Cumberland county. This town is watered on the N.E. side by Presumpscut river, and the Cumberland and Oxford canal. It is 9 miles W.N.W. from Portland and 63 S.W. from Augusta. Gorham was first settled in 1736, by John Phinney and others from Barnstable county, Mass. Maine was at that time almost a wilderness. Portland, Saco and Scarborough were very feeble in consequence of the depredations of the Indians. There people endured great privations, and for many years were in constant apprehension of attack by the savages. "The wives and daughters of the first settlers of Gorham shared in all the toils and wants of their husbands and fathers; they used to labor in the field, carry burdens, go to mill, and aid in defence of their property. One time when most of the men were away, the Indians attacked the fort, and the wife of Hugh McLellan rallied the women in the garrison, shut the gates, mounted the walls, fired upon the Indians, and by her courage and activity baffled the enemy till succor arrived."
Rev. Solomon Lombard, a native of Truro, Mass., was the first settled minister. His annual salary was £53, 6s. 8d. He was ordained Dec. 26, 1750. One hundred and twenty dollars were raised to defray the expenses of the ordination.
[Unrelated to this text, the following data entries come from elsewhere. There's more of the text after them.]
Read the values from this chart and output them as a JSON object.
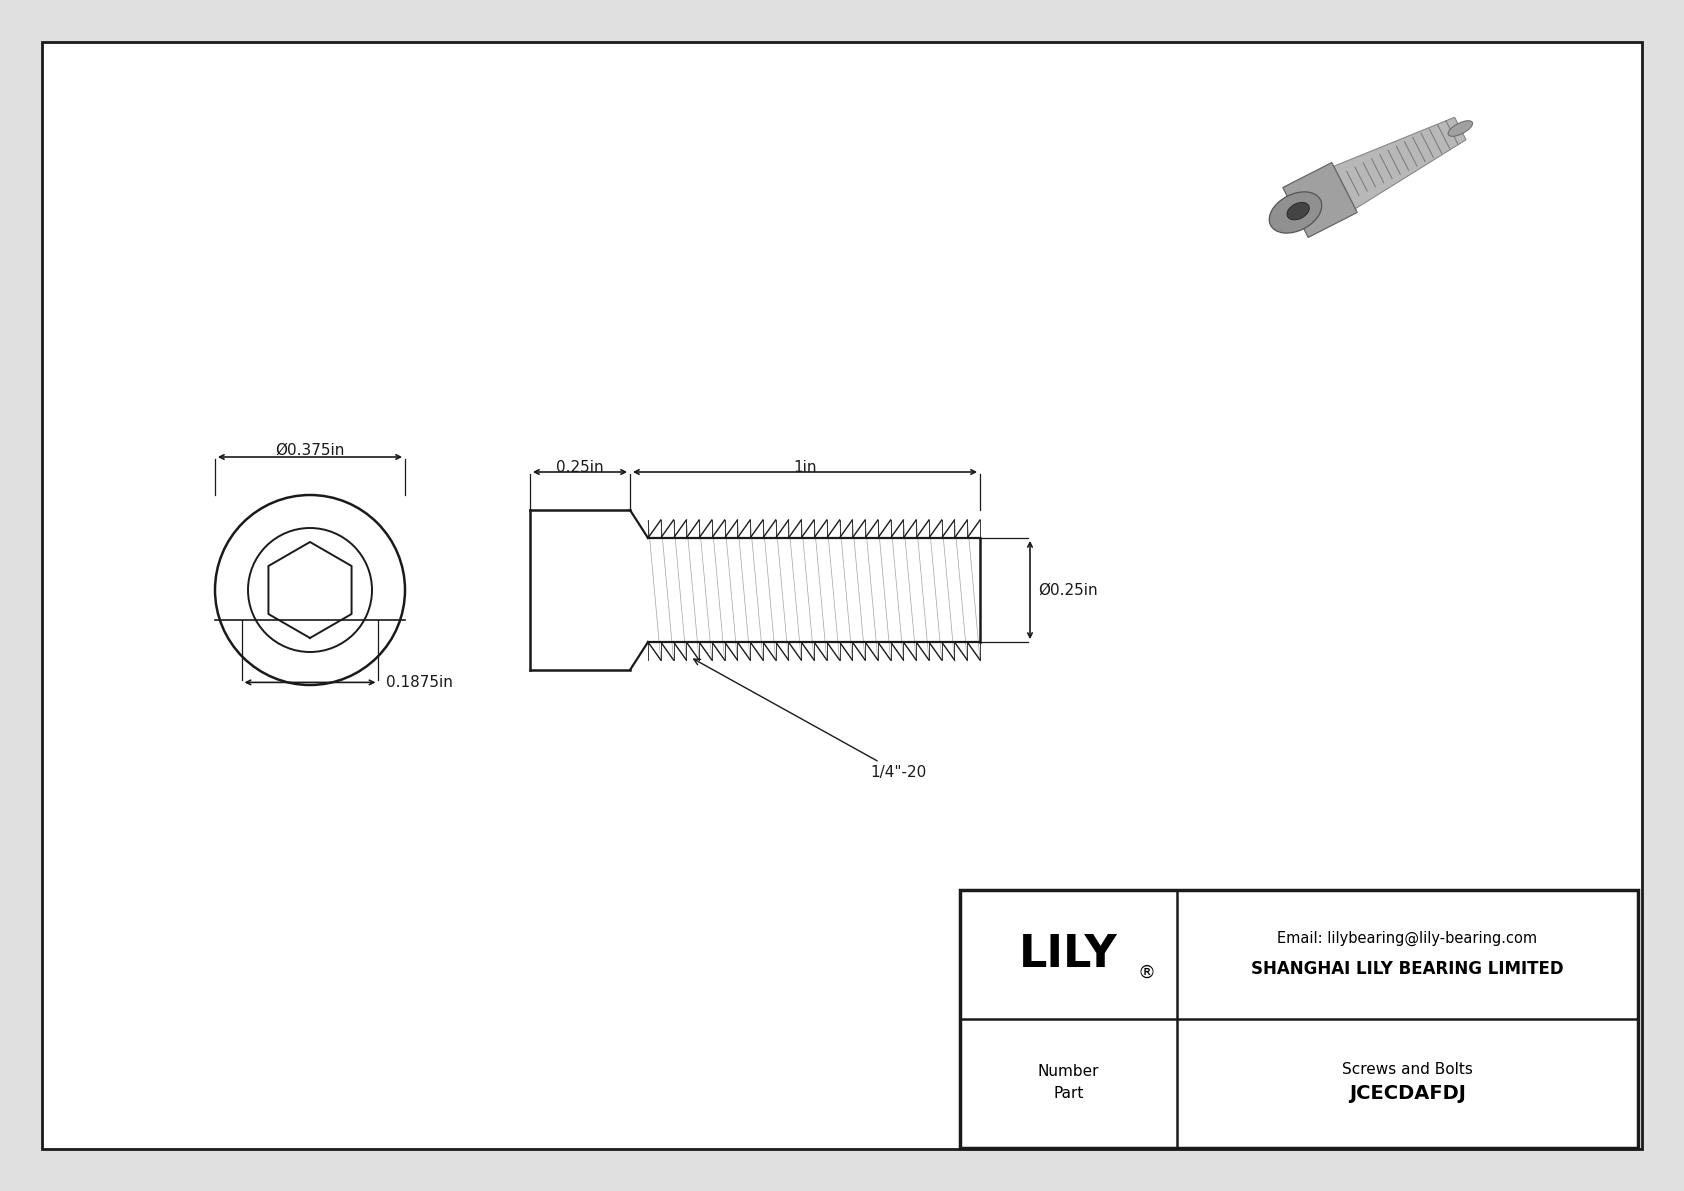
{
  "bg_color": "#ffffff",
  "outer_bg": "#e0e0e0",
  "border_color": "#1a1a1a",
  "line_color": "#1a1a1a",
  "dim_color": "#1a1a1a",
  "part_number": "JCECDAFDJ",
  "part_category": "Screws and Bolts",
  "company_name": "SHANGHAI LILY BEARING LIMITED",
  "company_email": "Email: lilybearing@lily-bearing.com",
  "company_logo": "LILY",
  "dim_head_diameter": "Ø0.375in",
  "dim_head_height": "0.1875in",
  "dim_shaft_length": "1in",
  "dim_head_length": "0.25in",
  "dim_shaft_diameter": "Ø0.25in",
  "dim_thread": "1/4\"-20"
}
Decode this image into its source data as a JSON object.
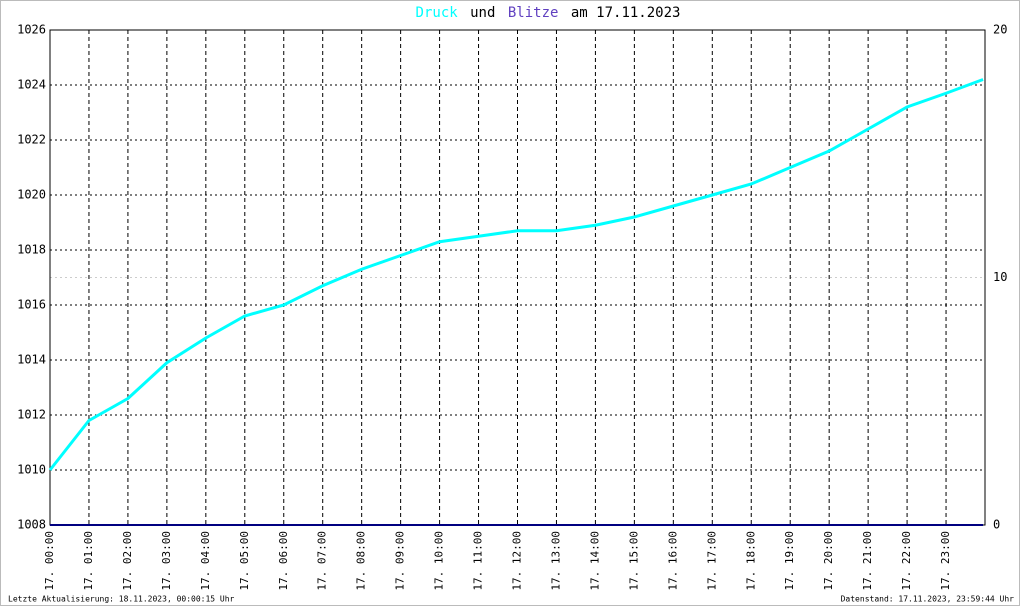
{
  "chart_data": {
    "type": "line",
    "title_connector": "und",
    "title_suffix": "am 17.11.2023",
    "footer_left": "Letzte Aktualisierung: 18.11.2023, 00:00:15 Uhr",
    "footer_right": "Datenstand: 17.11.2023, 23:59:44 Uhr",
    "x": [
      0,
      1,
      2,
      3,
      4,
      5,
      6,
      7,
      8,
      9,
      10,
      11,
      12,
      13,
      14,
      15,
      16,
      17,
      18,
      19,
      20,
      21,
      22,
      23,
      23.95
    ],
    "series": [
      {
        "name": "Druck",
        "color": "#00ffff",
        "axis": "y",
        "values": [
          1010.0,
          1011.8,
          1012.6,
          1013.9,
          1014.8,
          1015.6,
          1016.0,
          1016.7,
          1017.3,
          1017.8,
          1018.3,
          1018.5,
          1018.7,
          1018.7,
          1018.9,
          1019.2,
          1019.6,
          1020.0,
          1020.4,
          1021.0,
          1021.6,
          1022.4,
          1023.2,
          1023.7,
          1024.2
        ]
      },
      {
        "name": "Blitze",
        "color": "#6040c0",
        "line_color": "#000080",
        "axis": "y2",
        "values": [
          0,
          0,
          0,
          0,
          0,
          0,
          0,
          0,
          0,
          0,
          0,
          0,
          0,
          0,
          0,
          0,
          0,
          0,
          0,
          0,
          0,
          0,
          0,
          0,
          0
        ]
      }
    ],
    "xlim": [
      0,
      24
    ],
    "xticks": [
      {
        "value": 0,
        "label": "17. 00:00"
      },
      {
        "value": 1,
        "label": "17. 01:00"
      },
      {
        "value": 2,
        "label": "17. 02:00"
      },
      {
        "value": 3,
        "label": "17. 03:00"
      },
      {
        "value": 4,
        "label": "17. 04:00"
      },
      {
        "value": 5,
        "label": "17. 05:00"
      },
      {
        "value": 6,
        "label": "17. 06:00"
      },
      {
        "value": 7,
        "label": "17. 07:00"
      },
      {
        "value": 8,
        "label": "17. 08:00"
      },
      {
        "value": 9,
        "label": "17. 09:00"
      },
      {
        "value": 10,
        "label": "17. 10:00"
      },
      {
        "value": 11,
        "label": "17. 11:00"
      },
      {
        "value": 12,
        "label": "17. 12:00"
      },
      {
        "value": 13,
        "label": "17. 13:00"
      },
      {
        "value": 14,
        "label": "17. 14:00"
      },
      {
        "value": 15,
        "label": "17. 15:00"
      },
      {
        "value": 16,
        "label": "17. 16:00"
      },
      {
        "value": 17,
        "label": "17. 17:00"
      },
      {
        "value": 18,
        "label": "17. 18:00"
      },
      {
        "value": 19,
        "label": "17. 19:00"
      },
      {
        "value": 20,
        "label": "17. 20:00"
      },
      {
        "value": 21,
        "label": "17. 21:00"
      },
      {
        "value": 22,
        "label": "17. 22:00"
      },
      {
        "value": 23,
        "label": "17. 23:00"
      }
    ],
    "ylim": [
      1008,
      1026
    ],
    "yticks": [
      1008,
      1010,
      1012,
      1014,
      1016,
      1018,
      1020,
      1022,
      1024,
      1026
    ],
    "y2lim": [
      0,
      20
    ],
    "y2ticks": [
      0,
      10,
      20
    ],
    "grid": true
  }
}
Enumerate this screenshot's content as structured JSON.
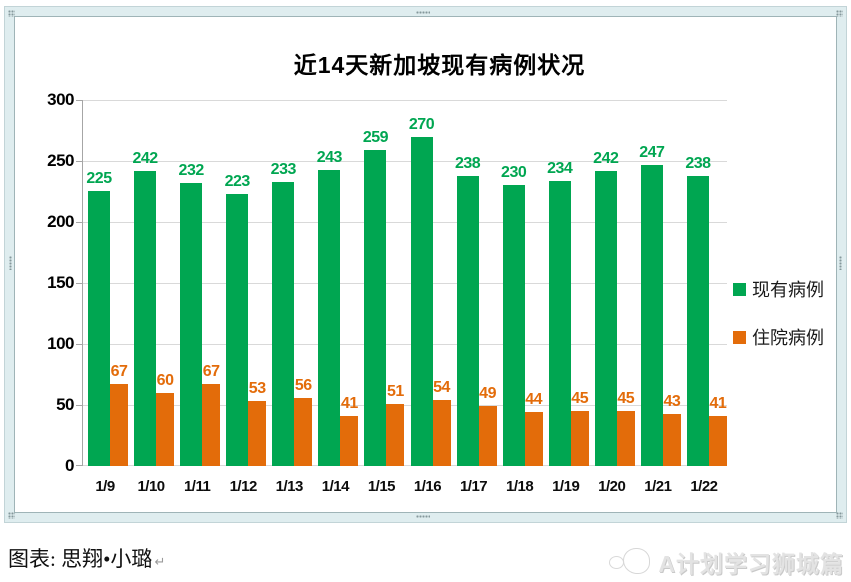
{
  "title": "近14天新加坡现有病例状况",
  "chart_data": {
    "type": "bar",
    "title": "近14天新加坡现有病例状况",
    "categories": [
      "1/9",
      "1/10",
      "1/11",
      "1/12",
      "1/13",
      "1/14",
      "1/15",
      "1/16",
      "1/17",
      "1/18",
      "1/19",
      "1/20",
      "1/21",
      "1/22"
    ],
    "series": [
      {
        "name": "现有病例",
        "color": "#00A651",
        "values": [
          225,
          242,
          232,
          223,
          233,
          243,
          259,
          270,
          238,
          230,
          234,
          242,
          247,
          238
        ]
      },
      {
        "name": "住院病例",
        "color": "#E36C0A",
        "values": [
          67,
          60,
          67,
          53,
          56,
          41,
          51,
          54,
          49,
          44,
          45,
          45,
          43,
          41
        ]
      }
    ],
    "ylim": [
      0,
      300
    ],
    "yticks": [
      0,
      50,
      100,
      150,
      200,
      250,
      300
    ],
    "xlabel": "",
    "ylabel": "",
    "grid": true,
    "legend_position": "right",
    "data_labels": true
  },
  "legend": {
    "items": [
      {
        "label": "现有病例",
        "color": "#00A651"
      },
      {
        "label": "住院病例",
        "color": "#E36C0A"
      }
    ]
  },
  "footer": {
    "credit": "图表: 思翔•小璐",
    "return_mark": "↵"
  },
  "watermark": {
    "text": "A计划学习狮城篇"
  },
  "colors": {
    "bar_green": "#00A651",
    "bar_orange": "#E36C0A",
    "gridline": "#D9D9D9",
    "axis": "#A6A6A6",
    "frame": "#DFEDEF"
  }
}
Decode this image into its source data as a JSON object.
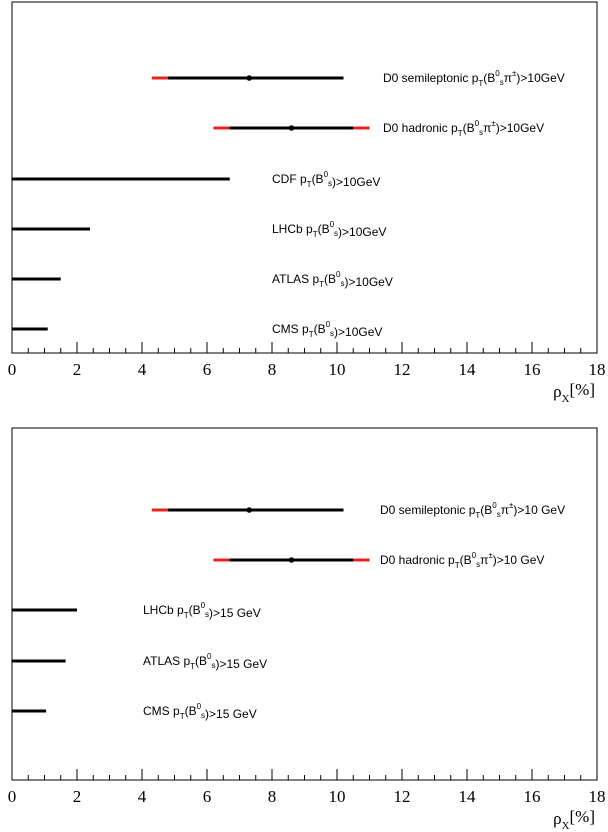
{
  "colors": {
    "frame": "#000000",
    "bar": "#000000",
    "syst": "#e8211b",
    "point": "#000000"
  },
  "chart_data": [
    {
      "type": "errorbar",
      "xlabel": {
        "base": "ρ",
        "sub": "X",
        "rest": "[%]"
      },
      "xlim": [
        0,
        18
      ],
      "xticks": [
        "0",
        "2",
        "4",
        "6",
        "8",
        "10",
        "12",
        "14",
        "16",
        "18"
      ],
      "grid": false,
      "entries": [
        {
          "label": {
            "pre": "D0 semileptonic p",
            "mid": "(B",
            "post": "π",
            "tail": ")>10GeV",
            "sup2": "±"
          },
          "kind": "measurement",
          "central": 7.3,
          "stat": [
            4.8,
            10.2
          ],
          "total": [
            4.3,
            10.2
          ]
        },
        {
          "label": {
            "pre": "D0 hadronic p",
            "mid": "(B",
            "post": "π",
            "tail": ")>10GeV",
            "sup2": "±"
          },
          "kind": "measurement",
          "central": 8.6,
          "stat": [
            6.7,
            10.5
          ],
          "total": [
            6.2,
            11.0
          ]
        },
        {
          "label": {
            "pre": "CDF p",
            "mid": "(B",
            "post": "",
            "tail": ")>10GeV",
            "sup2": ""
          },
          "kind": "limit",
          "value": 6.7
        },
        {
          "label": {
            "pre": "LHCb p",
            "mid": "(B",
            "post": "",
            "tail": ")>10GeV",
            "sup2": ""
          },
          "kind": "limit",
          "value": 2.4
        },
        {
          "label": {
            "pre": "ATLAS p",
            "mid": "(B",
            "post": "",
            "tail": ")>10GeV",
            "sup2": ""
          },
          "kind": "limit",
          "value": 1.5
        },
        {
          "label": {
            "pre": "CMS p",
            "mid": "(B",
            "post": "",
            "tail": ")>10GeV",
            "sup2": ""
          },
          "kind": "limit",
          "value": 1.1
        }
      ]
    },
    {
      "type": "errorbar",
      "xlabel": {
        "base": "ρ",
        "sub": "X",
        "rest": "[%]"
      },
      "xlim": [
        0,
        18
      ],
      "xticks": [
        "0",
        "2",
        "4",
        "6",
        "8",
        "10",
        "12",
        "14",
        "16",
        "18"
      ],
      "grid": false,
      "entries": [
        {
          "label": {
            "pre": "D0 semileptonic p",
            "mid": "(B",
            "post": "π",
            "tail": ")>10 GeV",
            "sup2": "±"
          },
          "kind": "measurement",
          "central": 7.3,
          "stat": [
            4.8,
            10.2
          ],
          "total": [
            4.3,
            10.2
          ]
        },
        {
          "label": {
            "pre": "D0 hadronic p",
            "mid": "(B",
            "post": "π",
            "tail": ")>10 GeV",
            "sup2": "±"
          },
          "kind": "measurement",
          "central": 8.6,
          "stat": [
            6.7,
            10.5
          ],
          "total": [
            6.2,
            11.0
          ]
        },
        {
          "label": {
            "pre": "LHCb p",
            "mid": "(B",
            "post": "",
            "tail": ")>15 GeV",
            "sup2": ""
          },
          "kind": "limit",
          "value": 2.0
        },
        {
          "label": {
            "pre": "ATLAS p",
            "mid": "(B",
            "post": "",
            "tail": ")>15 GeV",
            "sup2": ""
          },
          "kind": "limit",
          "value": 1.65
        },
        {
          "label": {
            "pre": "CMS p",
            "mid": "(B",
            "post": "",
            "tail": ")>15 GeV",
            "sup2": ""
          },
          "kind": "limit",
          "value": 1.05
        }
      ]
    }
  ],
  "label_glyphs": {
    "T": "T",
    "s": "s",
    "zero": "0"
  }
}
Gorham is very pleasantly located; its soil is of a superior quality: it has a flourishing academy, on a solid foundation: it is a place of considerable trade, and of extensive manufactures of cotton, wool, leather, starch, and gunpowder. Gorham has produced many men of talents, among which were eminent jurists and statesmen. It is noted for its attachment to the principles of the revolution.
From 1807 to 1834, twenty persons died in Gorham, whose average age was 94 years. Population, 1837, 3,022.